Ukraine in bloody battle to oust pro-Russian gunmen

Ukraine in bloody battle to oust pro-Russian gunmen
A pro-Russian protester burns tires in prepararation for battle with the Berkut (Ukrainian special police forces) on the outskirts of the eastern Ukrainian city of Slavyansk on April 13, 2014.

SLAVYANSK, Ukraine - At least one person was killed Sunday when Ukraine resorted to force to oust pro-Russian gunmen holed up in a police station in the restive east, as Moscow faced calls to defuse the crisis.

Interior Minister Arsen Avakov said a Ukrainian officer had died both sides had suffered casualties during the offensive in Slavyansk, which threatens to further escalate tensions with Moscow.

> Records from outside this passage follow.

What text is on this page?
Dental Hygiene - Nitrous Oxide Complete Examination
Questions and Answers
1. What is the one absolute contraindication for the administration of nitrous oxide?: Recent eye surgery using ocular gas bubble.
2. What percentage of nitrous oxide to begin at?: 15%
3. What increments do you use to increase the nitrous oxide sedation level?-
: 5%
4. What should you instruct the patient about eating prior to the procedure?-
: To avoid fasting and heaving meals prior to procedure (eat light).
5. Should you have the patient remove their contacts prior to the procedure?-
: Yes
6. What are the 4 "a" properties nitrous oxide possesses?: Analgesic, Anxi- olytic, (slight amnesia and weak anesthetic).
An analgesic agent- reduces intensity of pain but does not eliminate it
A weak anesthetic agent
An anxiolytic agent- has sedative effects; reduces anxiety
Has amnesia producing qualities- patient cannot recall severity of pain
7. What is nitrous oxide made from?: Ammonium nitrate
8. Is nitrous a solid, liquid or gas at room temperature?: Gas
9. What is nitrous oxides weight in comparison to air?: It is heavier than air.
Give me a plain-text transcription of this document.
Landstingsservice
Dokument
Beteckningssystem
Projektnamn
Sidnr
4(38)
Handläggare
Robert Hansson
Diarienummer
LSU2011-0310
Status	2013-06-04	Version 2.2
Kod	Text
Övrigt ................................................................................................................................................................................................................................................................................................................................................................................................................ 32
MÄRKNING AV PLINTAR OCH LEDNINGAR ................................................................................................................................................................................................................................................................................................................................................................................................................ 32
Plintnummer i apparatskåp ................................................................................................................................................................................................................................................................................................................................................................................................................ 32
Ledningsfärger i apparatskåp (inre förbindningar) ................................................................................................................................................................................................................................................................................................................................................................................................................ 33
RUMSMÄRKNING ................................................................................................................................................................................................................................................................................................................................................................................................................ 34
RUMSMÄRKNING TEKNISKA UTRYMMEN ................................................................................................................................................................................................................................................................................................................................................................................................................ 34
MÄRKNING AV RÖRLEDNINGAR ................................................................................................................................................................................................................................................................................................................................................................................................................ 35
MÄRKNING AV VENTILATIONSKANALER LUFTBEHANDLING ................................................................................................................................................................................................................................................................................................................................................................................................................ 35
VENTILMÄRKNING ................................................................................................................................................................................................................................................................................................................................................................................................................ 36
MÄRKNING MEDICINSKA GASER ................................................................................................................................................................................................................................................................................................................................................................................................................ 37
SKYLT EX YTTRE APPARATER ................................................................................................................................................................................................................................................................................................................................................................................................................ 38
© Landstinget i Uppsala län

Russia has 40,000 troops massed on Ukraine's eastern border and has warned Kiev against using force.

"There are dead and wounded on both sides," Avakov wrote on his Facebook page, as unconfirmed Russian media reports said one protester had been killed.

"The separatists have started to protect themselves using human shields."

Helicopters hovered low over the poor mining town, where a thick column of black smoke could be seen, an AFP photographer said.

Residents, mostly women, huddled in the cold under light rain in front of barricades protecting the police building. Armed separatists have also set up a checkpoint at the entry to the town.

Avakov earlier announced that units from "all of the country's force structures" were taking part in the first stiff response from Kiev to the unrest sweeping the volatile eastern part of the country.

With military precision and dressed in unmarked fatigues, unknown gunmen on Saturday launched a series of attacks against security buildings in the tinderbox eastern rust belt.

This came after a week of soaring tensions as pro-Russians demanding greater autonomy, or to join nearby Russia, stepped up protests in the region ahead of May 25 presidential polls.

The protesters refuse to recognise the new pro-Western government in Kiev, which swept to power on the back of bloody winter protests against fallen president Viktor Yanukovych's decision to reject closer ties with the European Union and move closer to Russia.

'A dangerous escalation'

Moscow has kept up crushing pressure on the new leaders, first seizing Crimea then threatening to cut off gas supplies and trade with the heavily indebted nation all while keeping up a massive military presence along the eastern border.

The West has expressed alarm that Russia is deliberately stoking tension in the heavily Russified east in order to justify a Crimea-style invasion.

"Militants in eastern Ukraine were equipped with Russian weapons and the same uniforms as those worn by Russian forces that invaded Crimea," US ambassador to Kiev Geoffrey Pyatt wrote on Twitter.

Avakov said the events were seen in Kiev as an "act of aggression" by Russia, which has flatly denied any role in the unrest sweeping Ukraine's east.

Britain's Foreign Office said the wave of occupations of government buildings was "a dangerous escalation".